Selamat datang di Warung Indonesia! Welcome to Warung Indonesia! Loosely translated, this means Indonesian Restaurant. So basically, Warung Indonesia Bonaire is your Indonesian Restaurant on Bonaire. However, they are not really a restaurant in the correct definition of the word. But then what are they?
Chef Boudewijn Scholts has made a business out of what he loves most: cooking Indonesian food. With semi-professional equipment in his kitchen at home, he prepares the most authentic and tasteful Indonesian dishes you’ve ever tasted. Lovers of the Indonesian Cuisine come to his place to pick up their order or Chef Boudewijn brings it to the requested location (either warm and ready to eat or cold to save for later) and that is how Warung Indonesia was born!
From 5 persons
Chef Boudewijn often has a certain schedule for his dishes, which he will let the world now about on his Facebook page. With announcements such as: “This Tuesday [date] Warung Indonesia offers a delicious Ajam Smoor…”, people are notified of what is on the menu. With a minimum of 5 people placing their order, Chef Boudewijn starts the cooking! Of course, you can also place an individual order a few days in advance for a certain dish or an Indonesian “Rijsttafel”. A Rijsttafel is a Dutch word that literally translates to ‘rice table’. It consists of many side dishes accompanied by rice.
The Indonesian Cuisine is very diverse. Indonesia consists of approximately 17,000 islands and many of those islands know their own recipes that include specific herbs. This means that generally, the dishes on Sumatra are much more spicy than on Java for example. The taste (use of herbs) vary per island!
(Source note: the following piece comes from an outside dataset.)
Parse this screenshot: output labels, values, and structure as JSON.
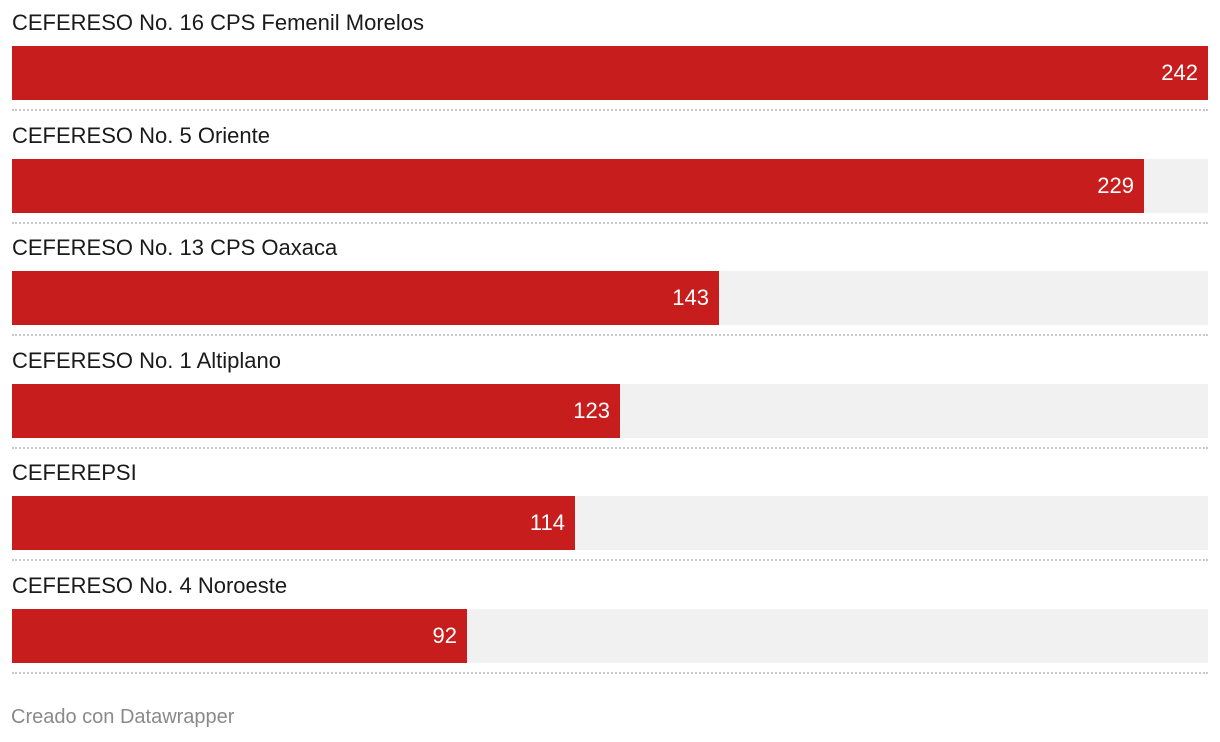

The kitchen has been influenced by Chinese, Indian, Arabic and also the Dutch cuisine. Those cuisines all have contributed to the wide variety of dishes in the Indonesian Cuisine. They use a large amount of herbs. The most commonly used are laos, djintan (cumin), djahé (ginger root), kentjoer, koenjit (turmeric, carrot), ketoembar (coriander seeds) and sereh (lemongrass). Also, various leaves (daun), such as daun salam, Indian laurel leaf and daun garlic poultry (lemon leaf). Almost every dish uses onions, garlic and sambal or lomboks. A main course is often rice(nasi), often supplemented with a meat dish and sajoer.